Although it’s recommended that an executor keep beneficiaries informed they are not expected to report back to the beneficiaries for everything. If updates are expected too frequently this can become unmanageable for the executor to maintain. To avoid frustration on both sides it can be beneficial for everyone to discuss at the beginning of the process what expectations there are and how these will be handled.

How long does the executor have to pay the beneficiaries?

There is a legal rule known as “the executors year” that allows the executor a year to assess the estate, obtain probate, collect assets and settle liabilities. Within this year the executor is not obligated to distribute any of the estate’s assets. This is to allow the executor time to ensure they have properly handled the estate without the pressure of having to rush to distribution.

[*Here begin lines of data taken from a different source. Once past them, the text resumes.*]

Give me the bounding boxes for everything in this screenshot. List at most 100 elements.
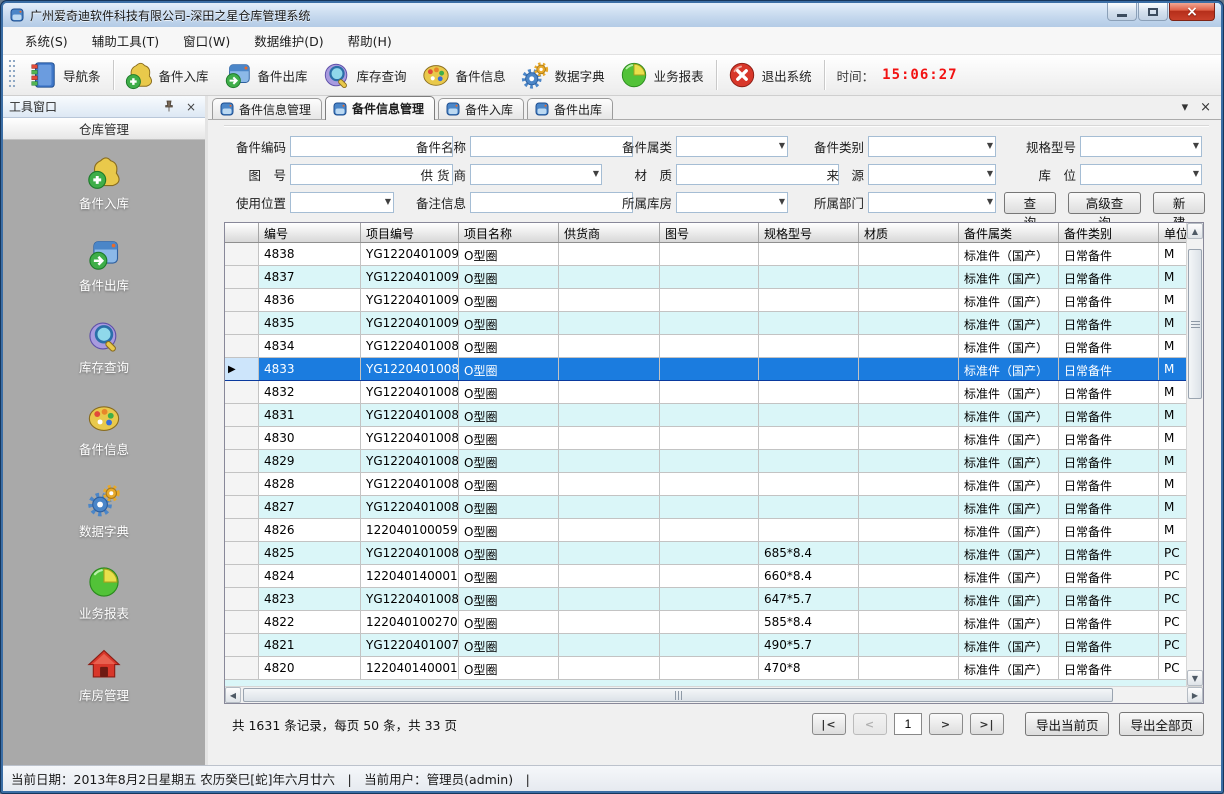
sidebar-group-warehouse[interactable]: 仓库管理 [3,118,205,140]
row-selector-cell[interactable]: ▶ [225,519,259,541]
row-selector-cell[interactable]: ▶ [225,404,259,426]
menu-system[interactable]: 系统(S) [13,27,80,54]
menu-window[interactable]: 窗口(W) [171,27,242,54]
table-row[interactable]: ▶ 4825 YG12204010081 O型圈 685*8.4 标准件（国产）… [225,542,1186,565]
row-selector-cell[interactable]: ▶ [225,588,259,610]
menu-data-maintenance[interactable]: 数据维护(D) [242,27,335,54]
sidebar-item-warehouse-mgmt[interactable]: 库房管理 [3,646,205,704]
table-row[interactable]: ▶ 4829 YG12204010084 O型圈 标准件（国产） 日常备件 M [225,450,1186,473]
col-project-no[interactable]: 项目编号 [361,223,459,242]
toolbar-inventory-query-button[interactable]: 库存查询 [316,57,415,93]
horizontal-scrollbar[interactable]: ◀ ▶ [225,686,1203,703]
source-dropdown[interactable]: ▼ [868,164,996,185]
toolbar-grip[interactable] [9,60,16,90]
row-selector-cell[interactable]: ▶ [225,634,259,656]
col-category[interactable]: 备件属类 [959,223,1059,242]
col-project-name[interactable]: 项目名称 [459,223,559,242]
row-selector-cell[interactable]: ▶ [225,312,259,334]
sidebar-item-parts-inbound[interactable]: 备件入库 [3,154,205,212]
sidebar-item-parts-outbound[interactable]: 备件出库 [3,236,205,294]
table-row[interactable]: ▶ 4837 YG12204010092 O型圈 标准件（国产） 日常备件 M [225,266,1186,289]
sidebar-item-data-dictionary[interactable]: 数据字典 [3,482,205,540]
toolbar-exit-button[interactable]: 退出系统 [721,57,820,93]
table-row[interactable]: ▶ 4830 YG12204010085 O型圈 标准件（国产） 日常备件 M [225,427,1186,450]
horizontal-scroll-thumb[interactable] [243,688,1113,702]
spec-model-dropdown[interactable]: ▼ [1080,136,1202,157]
table-row[interactable]: ▶ 4826 1220401000599 O型圈 标准件（国产） 日常备件 M [225,519,1186,542]
row-selector-cell[interactable]: ▶ [225,450,259,472]
col-row-selector[interactable] [225,223,259,242]
new-button[interactable]: 新建 [1153,192,1205,214]
sidebar-item-parts-info[interactable]: 备件信息 [3,400,205,458]
col-type[interactable]: 备件类别 [1059,223,1159,242]
vertical-scrollbar[interactable]: ▲ ▼ [1186,223,1203,686]
scroll-up-icon[interactable]: ▲ [1187,223,1203,239]
menu-aux-tools[interactable]: 辅助工具(T) [80,27,171,54]
row-selector-cell[interactable]: ▶ [225,427,259,449]
pin-icon[interactable] [161,100,177,113]
toolbar-parts-info-button[interactable]: 备件信息 [415,57,514,93]
row-selector-cell[interactable]: ▶ [225,657,259,679]
table-row[interactable]: ▶ 4823 YG12204010080 O型圈 647*5.7 标准件（国产）… [225,588,1186,611]
chevron-down-icon[interactable]: ▾ [1182,101,1189,115]
vertical-scroll-track[interactable] [1187,239,1203,670]
table-row[interactable]: ▶ 4824 1220401400012 O型圈 660*8.4 标准件（国产）… [225,565,1186,588]
row-selector-cell[interactable]: ▶ [225,266,259,288]
first-page-button[interactable]: |< [812,713,846,735]
col-supplier[interactable]: 供货商 [559,223,660,242]
row-selector-cell[interactable]: ▶ [225,496,259,518]
row-selector-cell[interactable]: ▶ [225,565,259,587]
row-selector-cell[interactable]: ▶ [225,542,259,564]
table-row[interactable]: ▶ 4832 YG12204010087 O型圈 标准件（国产） 日常备件 M [225,381,1186,404]
tab-parts-info-mgmt-1[interactable]: 备件信息管理 [212,98,322,119]
scroll-left-icon[interactable]: ◀ [225,687,241,703]
row-selector-cell[interactable]: ▶ [225,611,259,633]
tab-close-icon[interactable]: × [1200,101,1211,115]
table-row[interactable]: ▶ 4836 YG12204010091 O型圈 标准件（国产） 日常备件 M [225,289,1186,312]
query-button[interactable]: 查询 [1004,192,1056,214]
toolbar-navbar-button[interactable]: 导航条 [22,57,109,93]
location-dropdown[interactable]: ▼ [1080,164,1202,185]
part-attr-dropdown[interactable]: ▼ [676,136,788,157]
row-selector-cell[interactable]: ▶ [225,358,259,380]
tab-parts-inbound[interactable]: 备件入库 [438,98,524,119]
col-unit[interactable]: 单位 [1159,223,1186,242]
table-row[interactable]: ▶ 4834 YG12204010089 O型圈 标准件（国产） 日常备件 M [225,335,1186,358]
sidebar-close-icon[interactable]: × [183,100,199,114]
col-material[interactable]: 材质 [859,223,959,242]
next-page-button[interactable]: > [929,713,963,735]
toolbar-data-dictionary-button[interactable]: 数据字典 [514,57,613,93]
minimize-button[interactable] [1107,3,1137,21]
export-all-pages-button[interactable]: 导出全部页 [1119,712,1204,736]
sidebar-item-business-report[interactable]: 业务报表 [3,564,205,622]
table-row[interactable]: ▶ 4838 YG12204010093 O型圈 标准件（国产） 日常备件 M [225,243,1186,266]
table-row[interactable]: ▶ 4833 YG12204010088 O型圈 标准件（国产） 日常备件 M [225,358,1186,381]
maximize-button[interactable] [1138,3,1168,21]
scroll-down-icon[interactable]: ▼ [1187,670,1203,686]
department-dropdown[interactable]: ▼ [868,192,996,213]
remark-input[interactable] [470,192,633,213]
export-current-page-button[interactable]: 导出当前页 [1025,712,1110,736]
scroll-right-icon[interactable]: ▶ [1187,687,1203,703]
toolbar-parts-outbound-button[interactable]: 备件出库 [217,57,316,93]
part-category-dropdown[interactable]: ▼ [868,136,996,157]
table-row[interactable]: ▶ 4835 YG12204010090 O型圈 标准件（国产） 日常备件 M [225,312,1186,335]
row-selector-cell[interactable]: ▶ [225,381,259,403]
warehouse-dropdown[interactable]: ▼ [676,192,788,213]
tab-parts-info-mgmt-2[interactable]: 备件信息管理 [325,96,435,120]
sidebar-item-inventory-query[interactable]: 库存查询 [3,318,205,376]
supplier-dropdown[interactable]: ▼ [470,164,602,185]
close-button[interactable]: × [1169,3,1215,21]
part-name-input[interactable] [470,136,633,157]
row-selector-cell[interactable]: ▶ [225,335,259,357]
table-row[interactable]: ▶ 4828 YG12204010083 O型圈 标准件（国产） 日常备件 M [225,473,1186,496]
table-row[interactable]: ▶ 4820 1220401400013 O型圈 470*8 标准件（国产） 日… [225,657,1186,680]
use-position-dropdown[interactable]: ▼ [290,192,394,213]
tab-parts-outbound[interactable]: 备件出库 [527,98,613,119]
vertical-scroll-thumb[interactable] [1188,249,1202,399]
toolbar-business-report-button[interactable]: 业务报表 [613,57,712,93]
prev-page-button[interactable]: < [853,713,887,735]
col-id[interactable]: 编号 [259,223,361,242]
row-selector-cell[interactable]: ▶ [225,289,259,311]
table-row[interactable]: ▶ 4827 YG12204010082 O型圈 标准件（国产） 日常备件 M [225,496,1186,519]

If an executor was to make an ill-judged distribution there can be serious consequences which they can be held personally liable for. An executor can withhold money from a beneficiary during this year and should avoid distribution during this time if there are still unsettled debts, liabilities or claims against the estate. The time it takes to settle liabilities will be different for every estate depending on size and complexity. Some estates will take longer than a year to distribute. 

Can the beneficiaries of a will change the executor?

As a beneficiary, you have the right to challenge an executor if you feel they are mismanaging the administration of the estate. In extreme cases, you have the right to remove an executor where there has been dishonesty (theft or tax avoidance), where the estate has been mismanaged (damage or loss of assets), where they have failed to keep proper accounting records (negligence) or attempted to sell a property under market value.

Although as a beneficiary you have the right to challenge an executor, actually removing their authority to administer the estate or handle assets must be done by a court. The court will not usually act on the basis that there is a bad relationship between the beneficiaries and the executor. There must be clear evidence of misconduct before they will make an order to remove the executor/personal representative.

Can a beneficiary apply for probate?

A beneficiary can apply for probate if no executors are named in the Will, or none of the executors are prepared to act. The beneficiary would take on the role of administrator and apply for letters of administration with the Will annexed. If there is no Will, the person entitled to administer the estate through the Rules of Intestacy is often also the beneficiary.

A beneficiary does not have the right to administer the estate on the behalf or in the place of an executor. An executor is solely responsible for carrying out the administration of the estate and for honouring the deceased’s wishes. It is not the responsibility or right of the beneficiaries to participate in the administration process, to make decisions about how the estate will be administered or how the executor will be performing their role.